ただ、取引相手である我々がその不誠実さに絡め取られ、不利益を被るような生き方は、御免ですよね。そのために、誠実さと、不誠実さを見分けられるような目を、若いうちから磨いておくということは重要だと思うのです。

ギブ&ギブの誘いには乗らない

「相手に利用される可能性がある」と理解した上で取引することもまた一つの選択です。とはいえ、不誠実な相手から得られる情報に、どれだけの価値があるでしょうか?また、自分の予想を超える方法で悪意の包囲を固めてくる可能性もあります。

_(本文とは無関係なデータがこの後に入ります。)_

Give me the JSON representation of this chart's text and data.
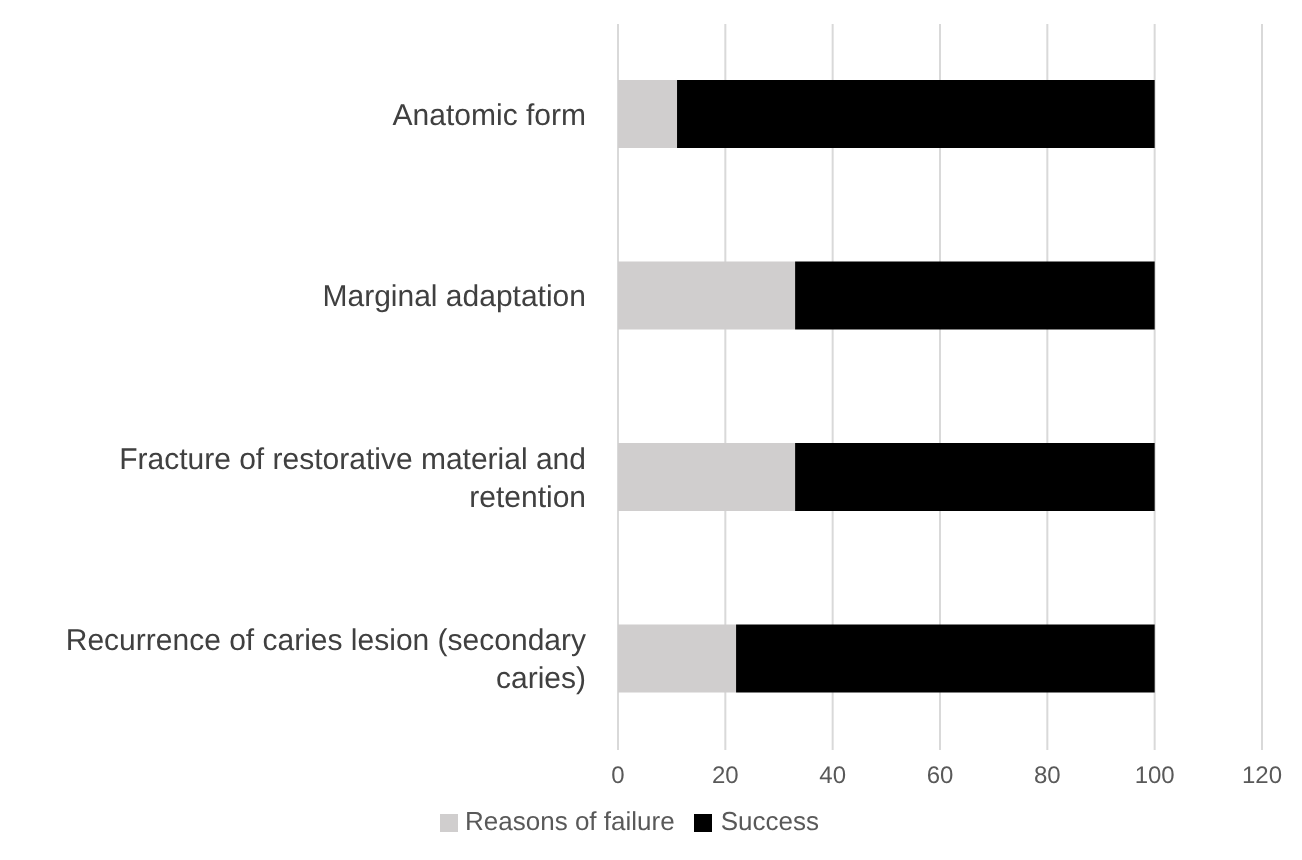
{
  "chart_data": {
    "type": "bar",
    "orientation": "horizontal",
    "stacked": true,
    "categories": [
      "Anatomic form",
      "Marginal adaptation",
      "Fracture of restorative material and retention",
      "Recurrence of caries lesion (secondary caries)"
    ],
    "series": [
      {
        "name": "Reasons of failure",
        "color": "#d0cece",
        "values": [
          11,
          33,
          33,
          22
        ]
      },
      {
        "name": "Success",
        "color": "#000000",
        "values": [
          89,
          67,
          67,
          78
        ]
      }
    ],
    "xlim": [
      0,
      120
    ],
    "xticks": [
      0,
      20,
      40,
      60,
      80,
      100,
      120
    ],
    "grid": "x",
    "legend": "bottom"
  }
}
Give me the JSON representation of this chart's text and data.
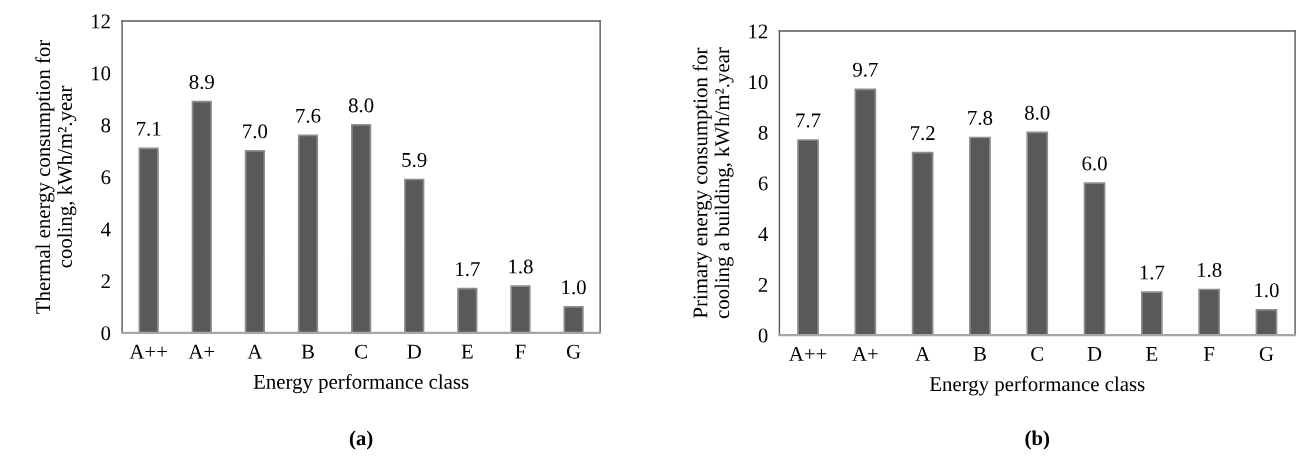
{
  "chart_data": [
    {
      "type": "bar",
      "categories": [
        "A++",
        "A+",
        "A",
        "B",
        "C",
        "D",
        "E",
        "F",
        "G"
      ],
      "values": [
        7.1,
        8.9,
        7.0,
        7.6,
        8.0,
        5.9,
        1.7,
        1.8,
        1.0
      ],
      "value_labels": [
        "7.1",
        "8.9",
        "7.0",
        "7.6",
        "8.0",
        "5.9",
        "1.7",
        "1.8",
        "1.0"
      ],
      "color": "#595959",
      "ylabel": "Thermal energy consumption for\ncooling, kWh/m².year",
      "xlabel": "Energy performance class",
      "ylim": [
        0,
        12
      ],
      "yticks": [
        0,
        2,
        4,
        6,
        8,
        10,
        12
      ],
      "annotations": [
        "(a)"
      ]
    },
    {
      "type": "bar",
      "categories": [
        "A++",
        "A+",
        "A",
        "B",
        "C",
        "D",
        "E",
        "F",
        "G"
      ],
      "values": [
        7.7,
        9.7,
        7.2,
        7.8,
        8.0,
        6.0,
        1.7,
        1.8,
        1.0
      ],
      "value_labels": [
        "7.7",
        "9.7",
        "7.2",
        "7.8",
        "8.0",
        "6.0",
        "1.7",
        "1.8",
        "1.0"
      ],
      "color": "#595959",
      "ylabel": "Primary energy consumption for\ncooling a building, kWh/m².year",
      "xlabel": "Energy performance class",
      "ylim": [
        0,
        12
      ],
      "yticks": [
        0,
        2,
        4,
        6,
        8,
        10,
        12
      ],
      "annotations": [
        "(b)"
      ]
    }
  ]
}
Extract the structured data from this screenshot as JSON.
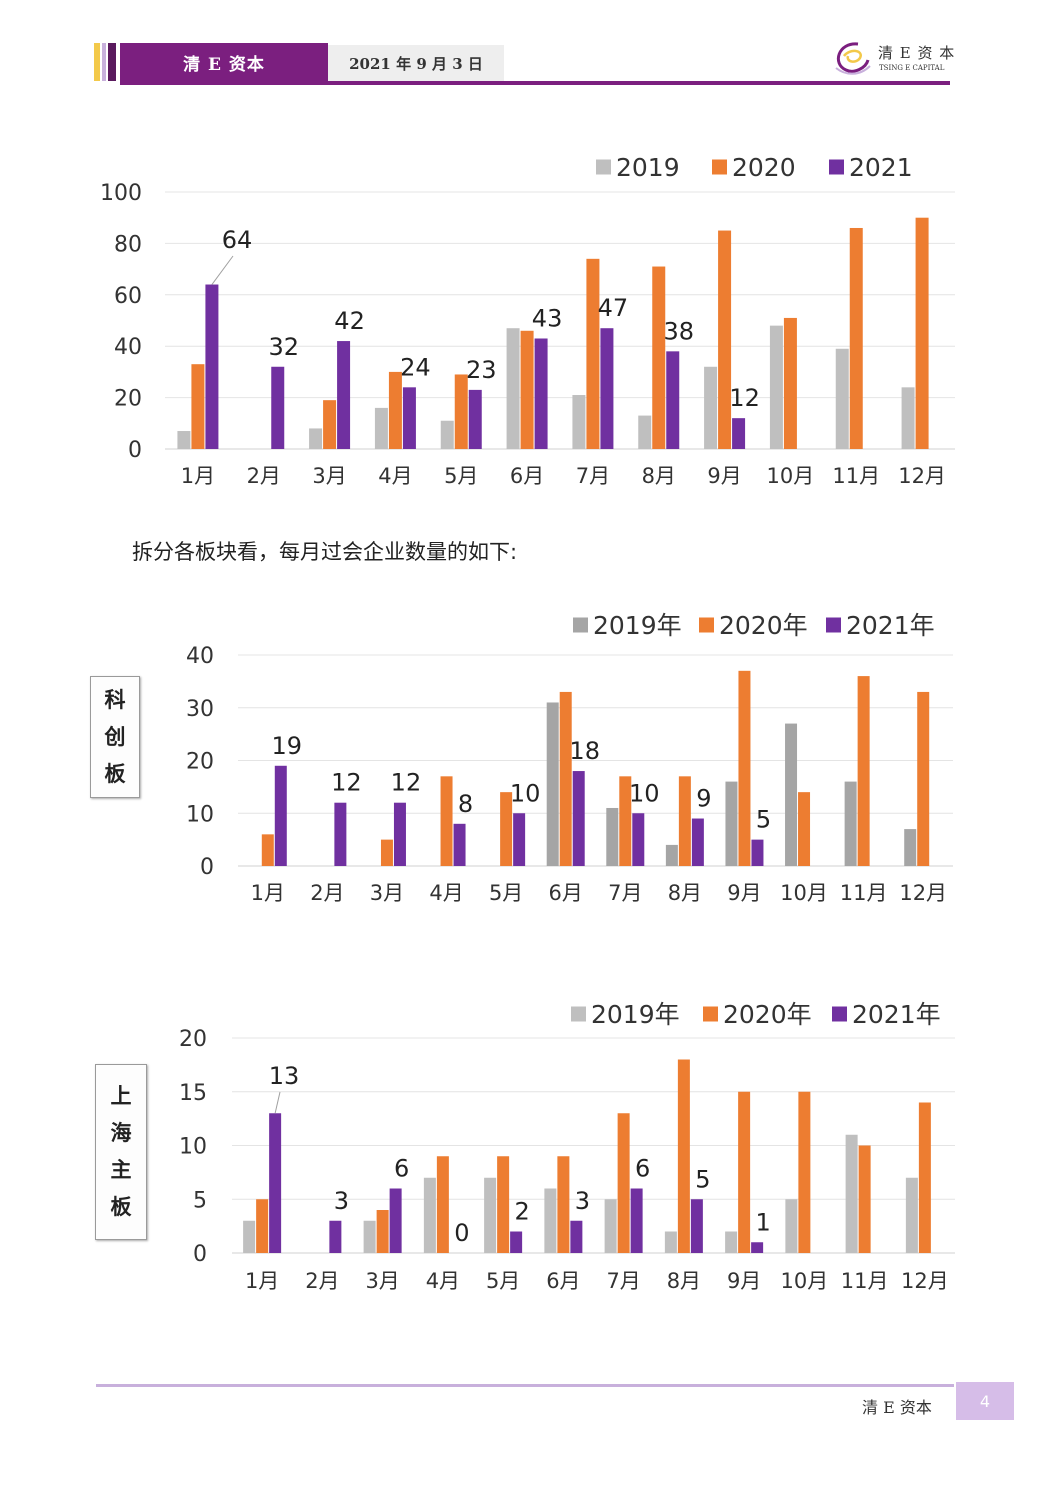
{
  "header": {
    "brand": "清 E 资本",
    "date": "2021 年 9 月 3 日",
    "logo_cn": "清 E 资 本",
    "logo_en": "TSING E CAPITAL"
  },
  "colors": {
    "s2019": "#bfbfbf",
    "s2020": "#ed7d31",
    "s2021": "#7030a0",
    "s2019_alt": "#a5a5a5",
    "brand": "#7b1f7f"
  },
  "intro_text": "拆分各板块看，每月过会企业数量的如下:",
  "side_labels": {
    "kcb": [
      "科",
      "创",
      "板"
    ],
    "sh": [
      "上",
      "海",
      "主",
      "板"
    ]
  },
  "footer": {
    "brand": "清 E 资本",
    "page": "4"
  },
  "chart_data": [
    {
      "type": "bar",
      "categories": [
        "1月",
        "2月",
        "3月",
        "4月",
        "5月",
        "6月",
        "7月",
        "8月",
        "9月",
        "10月",
        "11月",
        "12月"
      ],
      "ylim": [
        0,
        100
      ],
      "yticks": [
        0,
        20,
        40,
        60,
        80,
        100
      ],
      "grid": true,
      "legend": "top-right",
      "series": [
        {
          "name": "2019",
          "values": [
            7,
            0,
            8,
            16,
            11,
            47,
            21,
            13,
            32,
            48,
            39,
            24
          ],
          "labels": false
        },
        {
          "name": "2020",
          "values": [
            33,
            0,
            19,
            30,
            29,
            46,
            74,
            71,
            85,
            51,
            86,
            90
          ],
          "labels": false
        },
        {
          "name": "2021",
          "values": [
            64,
            32,
            42,
            24,
            23,
            43,
            47,
            38,
            12,
            null,
            null,
            null
          ],
          "labels": true
        }
      ]
    },
    {
      "type": "bar",
      "categories": [
        "1月",
        "2月",
        "3月",
        "4月",
        "5月",
        "6月",
        "7月",
        "8月",
        "9月",
        "10月",
        "11月",
        "12月"
      ],
      "ylim": [
        0,
        40
      ],
      "yticks": [
        0,
        10,
        20,
        30,
        40
      ],
      "grid": true,
      "legend": "top-right",
      "series": [
        {
          "name": "2019年",
          "values": [
            0,
            0,
            0,
            0,
            0,
            31,
            11,
            4,
            16,
            27,
            16,
            7
          ],
          "labels": false
        },
        {
          "name": "2020年",
          "values": [
            6,
            0,
            5,
            17,
            14,
            33,
            17,
            17,
            37,
            14,
            36,
            33
          ],
          "labels": false
        },
        {
          "name": "2021年",
          "values": [
            19,
            12,
            12,
            8,
            10,
            18,
            10,
            9,
            5,
            null,
            null,
            null
          ],
          "labels": true
        }
      ]
    },
    {
      "type": "bar",
      "categories": [
        "1月",
        "2月",
        "3月",
        "4月",
        "5月",
        "6月",
        "7月",
        "8月",
        "9月",
        "10月",
        "11月",
        "12月"
      ],
      "ylim": [
        0,
        20
      ],
      "yticks": [
        0,
        5,
        10,
        15,
        20
      ],
      "grid": true,
      "legend": "top-right",
      "series": [
        {
          "name": "2019年",
          "values": [
            3,
            0,
            3,
            7,
            7,
            6,
            5,
            2,
            2,
            5,
            11,
            7
          ],
          "labels": false
        },
        {
          "name": "2020年",
          "values": [
            5,
            0,
            4,
            9,
            9,
            9,
            13,
            18,
            15,
            15,
            10,
            14
          ],
          "labels": false
        },
        {
          "name": "2021年",
          "values": [
            13,
            3,
            6,
            0,
            2,
            3,
            6,
            5,
            1,
            null,
            null,
            null
          ],
          "labels": true
        }
      ]
    }
  ]
}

私が言いたいことは「ギブ&ギブ」の誘いには乗らないことがベターな生き方だということです。

何もないことが大半な世の中ではありますが、それが対・自分のケースであるとは限りません。

また、ギブ&ギブで得たものより、自分から探り、獲得したもののほうが、より自分にとって実になるものだと私は考えています。仮に自分で獲得したものが役に立たなかったとしても、「なぜ役に立たなかったか?」「次はどう動いたらいいだろう?」と反省を繰り返すのです。それが森を出て狩りを捨てた人間という生物としての”成長”だと私は思います。人同士の連携もまた価値ではありますが、繋がりによって得たものは、繋がりの消失とともに無意味になることも多いですよね。

まとめ

就活は人生を決める大事な経験ですが、本当に必要なのは「生きる力」です。若い人たちが右往左往している様を毎年春見かけるたびに思うことです。

何かに左右されたりせず、自分の力で立って生きるための考え方を見つけることが一番大切だと思う、今日この頃。まあ、それがわかるのは、年取ってからだというのも、また味があっていいですけどね。